We classify stock option incentives into incentive-driven and welfare-driven based on CAR before the declaration date. From empirical results, it can be concluded that incentive-driven stock option incentives can reduce inefficient investment, whereas welfare-drive stock option incentives cannot reduce inefficient investment, and can even increase inefficient investment. Therefore, welfare-driven stock option incentives cannot effectively solve the agency problem between shareholders and managers and reflect the phenomenon of overcontrolled managers’ self-interested behavior. Under the circumstances of state-owned enterprises, there is a weakened effect due to two opposite factors, numerous restrictions and more self-interested managers.

Based on the above conclusions, we propose the following recommendation. In order to reduce the possibility of welfare-driven stock option incentives, not only should regulatory institutions set up standards but also companies should improve their corporate governance. Nowadays, regulatory institutions have set several standards about exercise price, validity period, and vesting conditions. However, from our research, one-third of companies’ stock option incentives are still welfare-driven. Moreover, one of the drawbacks of regulations is that regulatory institutions set the minimum standards and companies only take the minimum standards and do not make efforts for better performance. Therefore, it is important that companies are willing to make an effort to maximize their wealth. For example, in the case of abnormal movements in share prices, the exact grant date of stock options should not be disclosed to management. Corporate governance plays an important role in avoiding the overcontrol problem of managers and other self-interested behaviors.

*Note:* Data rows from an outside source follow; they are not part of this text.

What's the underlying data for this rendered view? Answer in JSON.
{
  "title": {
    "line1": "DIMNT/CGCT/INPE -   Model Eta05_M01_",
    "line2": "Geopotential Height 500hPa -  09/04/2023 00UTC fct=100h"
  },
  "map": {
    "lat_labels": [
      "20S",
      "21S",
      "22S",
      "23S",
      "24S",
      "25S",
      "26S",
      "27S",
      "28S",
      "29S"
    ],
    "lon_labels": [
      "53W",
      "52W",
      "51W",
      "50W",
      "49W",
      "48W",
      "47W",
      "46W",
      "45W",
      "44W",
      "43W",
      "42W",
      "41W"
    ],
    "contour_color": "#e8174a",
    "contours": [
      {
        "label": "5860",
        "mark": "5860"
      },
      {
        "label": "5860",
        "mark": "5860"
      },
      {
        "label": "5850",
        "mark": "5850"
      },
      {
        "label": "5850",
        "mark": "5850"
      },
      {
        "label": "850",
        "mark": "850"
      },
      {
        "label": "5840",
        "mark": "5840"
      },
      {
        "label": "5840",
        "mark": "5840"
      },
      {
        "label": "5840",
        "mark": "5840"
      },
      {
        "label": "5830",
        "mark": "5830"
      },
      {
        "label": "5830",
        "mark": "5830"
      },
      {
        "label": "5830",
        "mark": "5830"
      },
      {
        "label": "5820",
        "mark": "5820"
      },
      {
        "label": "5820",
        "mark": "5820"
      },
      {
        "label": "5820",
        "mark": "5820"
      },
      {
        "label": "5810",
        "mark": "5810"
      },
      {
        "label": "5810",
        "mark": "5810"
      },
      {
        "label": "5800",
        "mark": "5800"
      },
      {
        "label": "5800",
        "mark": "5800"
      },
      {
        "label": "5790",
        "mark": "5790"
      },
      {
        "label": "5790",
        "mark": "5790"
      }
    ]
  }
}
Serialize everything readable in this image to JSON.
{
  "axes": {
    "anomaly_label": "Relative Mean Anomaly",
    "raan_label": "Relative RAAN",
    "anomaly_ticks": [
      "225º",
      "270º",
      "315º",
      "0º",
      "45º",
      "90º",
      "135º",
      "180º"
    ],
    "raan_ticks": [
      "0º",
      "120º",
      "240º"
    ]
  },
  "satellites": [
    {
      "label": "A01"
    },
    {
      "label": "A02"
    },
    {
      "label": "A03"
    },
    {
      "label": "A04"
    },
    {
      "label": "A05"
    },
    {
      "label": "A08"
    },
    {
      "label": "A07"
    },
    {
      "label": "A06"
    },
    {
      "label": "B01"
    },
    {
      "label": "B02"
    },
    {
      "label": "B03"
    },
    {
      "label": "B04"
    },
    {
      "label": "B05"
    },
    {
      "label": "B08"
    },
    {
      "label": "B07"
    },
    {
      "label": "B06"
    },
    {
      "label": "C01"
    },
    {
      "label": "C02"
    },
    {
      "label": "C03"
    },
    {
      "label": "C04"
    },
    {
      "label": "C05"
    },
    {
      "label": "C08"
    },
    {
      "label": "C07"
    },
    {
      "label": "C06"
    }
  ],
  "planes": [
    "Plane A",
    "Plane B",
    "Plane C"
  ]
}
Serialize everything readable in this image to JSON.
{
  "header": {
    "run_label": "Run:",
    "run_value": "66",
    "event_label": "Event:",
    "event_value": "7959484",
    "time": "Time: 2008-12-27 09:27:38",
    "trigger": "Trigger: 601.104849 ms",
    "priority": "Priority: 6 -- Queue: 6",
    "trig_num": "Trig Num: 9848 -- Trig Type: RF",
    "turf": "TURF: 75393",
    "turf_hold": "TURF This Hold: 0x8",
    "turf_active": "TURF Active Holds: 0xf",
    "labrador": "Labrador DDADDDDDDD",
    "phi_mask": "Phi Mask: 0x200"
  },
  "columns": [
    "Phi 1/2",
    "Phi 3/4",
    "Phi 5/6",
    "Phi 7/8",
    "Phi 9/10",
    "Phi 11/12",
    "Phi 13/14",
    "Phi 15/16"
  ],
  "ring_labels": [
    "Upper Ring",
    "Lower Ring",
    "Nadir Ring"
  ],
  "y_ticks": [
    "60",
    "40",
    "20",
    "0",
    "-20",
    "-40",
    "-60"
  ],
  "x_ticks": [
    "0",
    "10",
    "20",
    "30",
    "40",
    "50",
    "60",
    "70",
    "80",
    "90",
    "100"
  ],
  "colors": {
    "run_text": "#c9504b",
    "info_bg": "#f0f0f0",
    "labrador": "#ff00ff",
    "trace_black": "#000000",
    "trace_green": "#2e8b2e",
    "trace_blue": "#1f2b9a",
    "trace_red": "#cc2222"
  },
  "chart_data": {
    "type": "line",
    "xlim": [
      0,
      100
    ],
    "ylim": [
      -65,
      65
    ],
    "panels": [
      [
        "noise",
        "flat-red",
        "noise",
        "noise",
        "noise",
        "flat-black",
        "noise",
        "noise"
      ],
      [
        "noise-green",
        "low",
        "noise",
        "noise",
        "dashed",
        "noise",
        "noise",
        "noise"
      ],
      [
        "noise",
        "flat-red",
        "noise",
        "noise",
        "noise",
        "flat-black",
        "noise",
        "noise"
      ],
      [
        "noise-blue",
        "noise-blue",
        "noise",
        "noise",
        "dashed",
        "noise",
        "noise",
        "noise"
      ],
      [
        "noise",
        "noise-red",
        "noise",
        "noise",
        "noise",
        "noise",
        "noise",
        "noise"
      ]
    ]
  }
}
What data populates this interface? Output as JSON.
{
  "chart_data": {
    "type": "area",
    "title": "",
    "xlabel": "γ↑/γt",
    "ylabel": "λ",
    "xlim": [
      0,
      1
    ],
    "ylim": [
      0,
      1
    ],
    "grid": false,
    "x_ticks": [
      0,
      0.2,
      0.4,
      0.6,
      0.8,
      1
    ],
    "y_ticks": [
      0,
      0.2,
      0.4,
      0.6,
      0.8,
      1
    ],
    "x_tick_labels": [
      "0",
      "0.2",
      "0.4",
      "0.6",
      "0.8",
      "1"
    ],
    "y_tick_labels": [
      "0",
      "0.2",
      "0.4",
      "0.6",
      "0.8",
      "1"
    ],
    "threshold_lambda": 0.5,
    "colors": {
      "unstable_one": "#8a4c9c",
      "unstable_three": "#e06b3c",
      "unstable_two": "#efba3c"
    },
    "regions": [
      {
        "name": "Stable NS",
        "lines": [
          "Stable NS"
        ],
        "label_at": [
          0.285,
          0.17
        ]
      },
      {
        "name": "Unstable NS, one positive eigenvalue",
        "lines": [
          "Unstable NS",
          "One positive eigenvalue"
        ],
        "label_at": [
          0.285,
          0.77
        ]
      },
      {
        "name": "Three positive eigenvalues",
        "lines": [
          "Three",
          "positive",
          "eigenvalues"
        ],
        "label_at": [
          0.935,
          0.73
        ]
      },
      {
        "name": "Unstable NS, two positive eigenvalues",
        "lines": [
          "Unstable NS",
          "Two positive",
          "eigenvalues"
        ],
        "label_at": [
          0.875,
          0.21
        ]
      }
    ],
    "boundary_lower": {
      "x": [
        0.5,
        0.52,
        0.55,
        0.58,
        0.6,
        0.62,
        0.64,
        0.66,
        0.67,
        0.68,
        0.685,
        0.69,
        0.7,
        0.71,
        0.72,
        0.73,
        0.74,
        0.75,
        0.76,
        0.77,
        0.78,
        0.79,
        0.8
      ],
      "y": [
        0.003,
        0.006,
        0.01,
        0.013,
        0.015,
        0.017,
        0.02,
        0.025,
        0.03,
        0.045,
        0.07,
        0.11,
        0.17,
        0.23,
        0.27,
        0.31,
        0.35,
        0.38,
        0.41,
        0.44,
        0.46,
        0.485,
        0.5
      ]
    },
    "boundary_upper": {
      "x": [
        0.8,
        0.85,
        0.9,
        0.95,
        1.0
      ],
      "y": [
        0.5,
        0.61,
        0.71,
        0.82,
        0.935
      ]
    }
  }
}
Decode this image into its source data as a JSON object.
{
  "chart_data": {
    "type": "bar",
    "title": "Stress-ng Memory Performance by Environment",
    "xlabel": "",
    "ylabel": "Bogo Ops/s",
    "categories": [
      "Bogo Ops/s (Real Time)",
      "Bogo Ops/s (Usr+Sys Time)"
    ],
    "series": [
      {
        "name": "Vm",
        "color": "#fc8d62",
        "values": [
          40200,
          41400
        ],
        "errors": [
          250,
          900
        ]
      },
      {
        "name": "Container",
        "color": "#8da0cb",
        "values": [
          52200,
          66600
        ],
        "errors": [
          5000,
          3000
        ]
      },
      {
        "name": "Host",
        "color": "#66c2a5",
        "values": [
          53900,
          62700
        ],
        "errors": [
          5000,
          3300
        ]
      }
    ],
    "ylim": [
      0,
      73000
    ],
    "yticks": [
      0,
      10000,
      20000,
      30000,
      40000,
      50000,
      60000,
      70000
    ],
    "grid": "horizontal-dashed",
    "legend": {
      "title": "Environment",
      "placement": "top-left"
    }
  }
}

There are two main limitations of this paper. First, inefficient investment may not be affected only by agency problems between managers and shareholders. There are other factors influencing inefficient investment, such as a lack of funds, which may lead to underinvestment. Second, there has only been a short period that stock options are popular in China. Therefore, the sample volume for this research is small. In the future, the research can include more data in the sample and try to investigate other factors influencing inefficient investment.